On connaît les vertus du Botox pour gommer les rides d’expression. Mais ce médicament est aussi largement utilisé par le corps médical pour soulager de nombreuses affections. Coup d’œil sur ses usages thérapeutiques.
Fait intéressant: la cosmétique n’est pas le premier emploi de la toxine botulique, commercialisée au Canada sous les marques Botox, Xeomin et Dysport. À l’origine, elle servait à des fins médicales pour soigner certains troubles liés à l’hyperactivité musculaire.
C’est par hasard que l’ophtalmologiste canadienne Jean Carruthers s’est aperçue que ses patients traités pour un blépharospasme (mouvements involontaires des paupières) avaient moins de rides autour de l’œil que les autres.

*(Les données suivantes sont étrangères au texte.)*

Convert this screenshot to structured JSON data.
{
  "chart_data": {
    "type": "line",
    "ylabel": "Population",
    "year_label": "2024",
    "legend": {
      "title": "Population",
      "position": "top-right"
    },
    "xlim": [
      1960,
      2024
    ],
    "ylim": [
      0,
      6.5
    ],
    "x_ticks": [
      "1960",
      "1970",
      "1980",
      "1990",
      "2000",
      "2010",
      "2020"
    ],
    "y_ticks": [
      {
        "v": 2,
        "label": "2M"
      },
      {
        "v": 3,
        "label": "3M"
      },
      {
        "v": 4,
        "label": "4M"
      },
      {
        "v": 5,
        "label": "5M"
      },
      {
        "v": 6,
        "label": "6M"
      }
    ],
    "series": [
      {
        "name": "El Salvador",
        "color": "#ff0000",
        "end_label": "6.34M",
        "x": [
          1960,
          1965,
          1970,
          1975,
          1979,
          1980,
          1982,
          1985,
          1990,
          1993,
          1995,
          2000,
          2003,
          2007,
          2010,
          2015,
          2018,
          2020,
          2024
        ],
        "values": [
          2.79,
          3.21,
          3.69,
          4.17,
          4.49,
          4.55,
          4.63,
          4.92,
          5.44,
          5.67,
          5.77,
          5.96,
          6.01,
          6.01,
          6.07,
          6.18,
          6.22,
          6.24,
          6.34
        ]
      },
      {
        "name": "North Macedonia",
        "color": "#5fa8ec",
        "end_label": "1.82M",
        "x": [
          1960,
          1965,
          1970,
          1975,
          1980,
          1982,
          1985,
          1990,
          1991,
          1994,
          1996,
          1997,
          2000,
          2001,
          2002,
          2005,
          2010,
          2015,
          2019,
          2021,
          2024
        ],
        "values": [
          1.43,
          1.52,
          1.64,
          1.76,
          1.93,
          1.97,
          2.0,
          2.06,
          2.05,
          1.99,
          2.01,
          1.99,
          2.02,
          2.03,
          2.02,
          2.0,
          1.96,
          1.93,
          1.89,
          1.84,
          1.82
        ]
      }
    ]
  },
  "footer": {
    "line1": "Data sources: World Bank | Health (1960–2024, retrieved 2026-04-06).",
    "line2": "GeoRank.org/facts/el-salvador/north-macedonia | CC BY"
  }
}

À son tour, l’usage esthétique de la toxine a permis de constater un effet positif sur les migraines. Et c’est ainsi, d’observation en observation, que les indications médicales se sont multipliées. Aujourd’hui, les médecins l’utilisent pour soigner plus d’une centaine de troubles de santé. Et les chercheurs découvrent encore de nouvelles possibilités d’utilisation!
Mais c’est quoi, au juste, le Botox?
À la base des traitements, il s’agit de la toxine botulique de type A, une protéine issue de la bactérie Clostridium botulinum, responsable du botulisme. Qu’on se rassure: la toxine est maintes fois purifiée, puis diluée en laboratoire et administrée à faible dose pour la rendre sécuritaire.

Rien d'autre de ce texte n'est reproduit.